I wouldn't for a moment exclude the possibility that the declaration of nulliy may have been in error. Canonical judges make errors sometimes. Sometimes people lie to Truibunals. All of this sort of thing is excruciatingly commonplace in the breakup of a marriage, whether the whole agony of it is dragged through civil or ecclesiastical courts, or both.

However it is no reflection on the Church if people are dissing this man's original wife, and his children. The Chrch did not do that. The Church published no record of moral judgment against this woman, and said no disparaging word about the children.

This whole "she was called a whore, and her children bastards" thing is attributable to stupid or hateful onlookers. It has nothing --- nothing --- to do with the deliberations of the Tribunal.

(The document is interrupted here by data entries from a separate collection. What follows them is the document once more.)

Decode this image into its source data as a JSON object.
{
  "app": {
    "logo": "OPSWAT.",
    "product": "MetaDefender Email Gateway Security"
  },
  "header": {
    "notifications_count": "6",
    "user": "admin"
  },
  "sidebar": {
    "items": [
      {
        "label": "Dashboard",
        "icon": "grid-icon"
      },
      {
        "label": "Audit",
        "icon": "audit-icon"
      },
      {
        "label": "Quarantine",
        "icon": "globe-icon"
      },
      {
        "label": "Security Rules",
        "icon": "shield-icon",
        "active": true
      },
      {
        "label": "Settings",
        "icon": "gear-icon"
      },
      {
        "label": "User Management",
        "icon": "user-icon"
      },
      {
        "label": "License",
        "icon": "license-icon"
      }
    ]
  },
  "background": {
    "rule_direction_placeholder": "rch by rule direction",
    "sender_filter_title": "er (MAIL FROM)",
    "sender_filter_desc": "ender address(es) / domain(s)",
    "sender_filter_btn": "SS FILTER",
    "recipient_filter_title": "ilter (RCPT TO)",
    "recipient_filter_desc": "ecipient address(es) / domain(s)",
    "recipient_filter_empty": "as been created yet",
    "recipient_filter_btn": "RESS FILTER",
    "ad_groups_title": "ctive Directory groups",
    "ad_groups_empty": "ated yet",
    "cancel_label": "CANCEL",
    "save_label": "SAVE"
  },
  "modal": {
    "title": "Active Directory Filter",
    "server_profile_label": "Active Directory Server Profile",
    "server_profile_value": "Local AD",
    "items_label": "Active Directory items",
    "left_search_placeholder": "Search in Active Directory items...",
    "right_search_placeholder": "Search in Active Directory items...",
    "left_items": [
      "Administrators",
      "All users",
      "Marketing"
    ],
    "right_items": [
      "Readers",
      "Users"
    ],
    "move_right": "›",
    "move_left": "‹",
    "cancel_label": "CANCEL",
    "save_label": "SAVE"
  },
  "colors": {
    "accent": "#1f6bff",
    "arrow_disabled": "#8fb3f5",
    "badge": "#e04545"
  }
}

The Church respeted her and her husband enough to treat their nuptial relationship seriously and try to evaluate the soundness of their vows on the basis of their own testimony ()hers as well as his.) She woud have had a canonical advocate: these things are not railroaded through on the insistence of one party only.

And a Declaration of Nullity does not mean their whole life together was a nullity. It just means that their vows involved some defect with the result that their marriage was not canonically whole from the start.

It is relly unjust to blame the Church for the damage done by slanderous gossip, by rash judgment, by ignorant and vicious tongues.

Some people dig their way to hell with their mouths.

37 posted on 11/09/2013 8:45:15 PM PST by Mrs. Don-o (Rash judgment = judgment with insufficient evidence, with no evidence, or against evidence.)